Our Connected Lives
Wherein I romanticize yard sales and entreat you to do the same
It is block sale season where I live, which means that on Saturday mornings, as the sun is just peeking up above the horizon and the air is still fresh and cold and dewey, the neighbors brew their coffee and set out tables and sheets and lay out things they no longer want or need. It is a late-spring ritual, a community event. We too brew our coffee, sit around and drink it as the sun begins to rise, and then go out to look, to see. We see tables of odds and ends— books, clothes, kitchen things, knick-knacks, and art. It is like a museum of ordinary life. It is like the houses are turned inside out and all our probing window gazer wishes are granted, at least in part, for we see the person and the things, the life and its consequent object. And though most of the year I try to avoid accumulation, at this time I go all wild-eyed treasure-hunter. I scan for things that call out to me, things that might still be adored, things with stories left to tell. And I am never disappointed. My neighbors are lovely, standing proudly behind their wares, pulling knit-sweaters tighter around cold bodies on those chilly mornings, smiling with sleepy eyes, having the chat, giving the hard-sell. I love the whole experience of it. My mom and sister (best treasure-hunting companions) and I make the walk back home with armfuls of our neighbors’ things. We read the books they’ve read, pour lemonade out of their pitchers, wrap their sweaters around our own shoulders, plant their cuttings in our own gardens. We trade things, pass them down, we are connected. Of course this is a very romantic way of looking at it, but indulge me. Try to see it this way. See how the objects are not merely objects. See how they are playing host to the story of our connected lives.

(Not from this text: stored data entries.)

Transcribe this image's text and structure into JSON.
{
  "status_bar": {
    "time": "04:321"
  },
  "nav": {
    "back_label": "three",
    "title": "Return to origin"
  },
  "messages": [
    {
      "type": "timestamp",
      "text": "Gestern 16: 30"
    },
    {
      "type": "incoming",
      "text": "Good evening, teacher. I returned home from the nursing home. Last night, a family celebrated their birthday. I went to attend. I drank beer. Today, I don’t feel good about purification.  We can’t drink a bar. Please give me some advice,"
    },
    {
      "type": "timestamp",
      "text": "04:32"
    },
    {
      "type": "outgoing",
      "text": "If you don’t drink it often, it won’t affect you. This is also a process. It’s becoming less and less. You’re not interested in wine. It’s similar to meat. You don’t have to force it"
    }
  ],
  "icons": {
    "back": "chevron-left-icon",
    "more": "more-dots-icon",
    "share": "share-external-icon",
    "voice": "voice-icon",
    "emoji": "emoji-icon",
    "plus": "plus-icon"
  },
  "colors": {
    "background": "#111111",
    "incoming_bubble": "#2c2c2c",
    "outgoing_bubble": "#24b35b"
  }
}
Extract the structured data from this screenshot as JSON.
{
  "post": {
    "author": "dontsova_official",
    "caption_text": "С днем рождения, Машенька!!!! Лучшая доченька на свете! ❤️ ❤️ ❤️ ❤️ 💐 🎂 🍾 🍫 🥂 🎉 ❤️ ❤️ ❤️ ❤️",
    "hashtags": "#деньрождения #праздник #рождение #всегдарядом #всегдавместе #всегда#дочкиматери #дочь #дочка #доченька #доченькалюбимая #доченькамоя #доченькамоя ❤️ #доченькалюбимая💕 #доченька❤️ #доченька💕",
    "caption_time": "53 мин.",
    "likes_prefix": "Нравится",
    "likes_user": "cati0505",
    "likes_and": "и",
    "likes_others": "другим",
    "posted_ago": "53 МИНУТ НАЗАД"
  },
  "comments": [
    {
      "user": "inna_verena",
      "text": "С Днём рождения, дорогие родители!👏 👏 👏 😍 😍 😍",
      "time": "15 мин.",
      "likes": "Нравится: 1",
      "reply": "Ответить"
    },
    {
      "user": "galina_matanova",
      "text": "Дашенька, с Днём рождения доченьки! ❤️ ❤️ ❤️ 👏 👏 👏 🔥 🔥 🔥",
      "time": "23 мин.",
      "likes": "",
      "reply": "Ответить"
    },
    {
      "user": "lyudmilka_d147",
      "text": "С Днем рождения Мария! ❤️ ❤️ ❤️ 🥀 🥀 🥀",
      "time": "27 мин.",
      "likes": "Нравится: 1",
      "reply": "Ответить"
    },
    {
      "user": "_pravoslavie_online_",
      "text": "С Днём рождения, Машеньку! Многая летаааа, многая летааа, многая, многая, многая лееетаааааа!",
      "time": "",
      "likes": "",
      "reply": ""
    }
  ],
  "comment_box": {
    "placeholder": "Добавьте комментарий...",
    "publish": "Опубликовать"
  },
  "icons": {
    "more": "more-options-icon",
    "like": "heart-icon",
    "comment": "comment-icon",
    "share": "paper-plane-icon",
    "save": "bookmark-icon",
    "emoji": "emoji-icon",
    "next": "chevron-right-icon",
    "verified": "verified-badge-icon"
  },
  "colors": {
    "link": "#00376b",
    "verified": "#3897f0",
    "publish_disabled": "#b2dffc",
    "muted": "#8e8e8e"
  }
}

If my materialism gets out of hand in the spring, I am at least glad that it does so in the name of handmade items and ancient oddities. I don’t want something from Target, cheaply and recently made for my momentary enjoyment. I want the wooden cat hand-carved by the neighbor’s great grandmother. I want the mysterious yellow drawing Andrea’s sister made in 1992, man in a checked hat, boy in a coat, woman with a teardrop-shaped earring. I want to read the out-of-print book of unsent letters by William Saroyan, the Diane Keaton memoir with water-warped pages. And the oil painting! I adore this one. My neighbor said her mother painted it, or maybe her grandmother painted it as a gift to her mother, and it used to hang on the kitchen wall when she was a small girl, and there it was leaned against her house with a $10 sticker, and now it is up on my wall in the bedroom that gets the glowy evening light. And I am not on trend in the vintage velvet dress that falls around me like a tent and feels vaguely “colonial boy”, nor in the hand knitted cross between a sweater and a shirt in a bright sky blue, but I feel well in them. They have a story. I have a story. We get each other. I can’t neglect to mention the solid wood wardrobe painted yellow. I think of it as what the portal to Narnia would look like if Digory Kirke had lived in the south of France rather than London.
Some of the things I find are entirely unexpected, I couldn’t have dreamt them up if I’d tried, like the Spanish hand-painted vases with male and female deer that I fell immediately in love with. Other things seem to strangely materialize just for me, like this copy of the DuMaurier book I listened to and wrote about last June, or the proofing basket a week after I started making sourdough, or the hojalata mirror with its birds and sun that was begging to hang next to the collages I made using cut out images of hojalata birds and sun.
Now the mornings are getting warmer, block sale season is coming to an end, my old things that I’ve sold or given away have gone off to live new lives with other people, and my springtime treasures add fresh pleasure to my summertime days.
What found object have you given new life to lately? As always, I’d love to hear about it.










What a lovely neighbourly experience! It is so satisfying when things find a new home where they will be loved, making room for new treasures for you!
You write beautifully like you paint beautifully. Loved reading this and in part because I'd much rather buy something old or 'second-hand' that has it's own story to tell. I used to go to what was called an antique's fair near where I live. They were antique in that they were older. Not valuable, only in their 'found treasure' way. It was years ago I went and I still have all the pieces I bought and that have now become part of my story.
Thanks for a lovely post. I thoroughly enjoyed it as I do all your videos.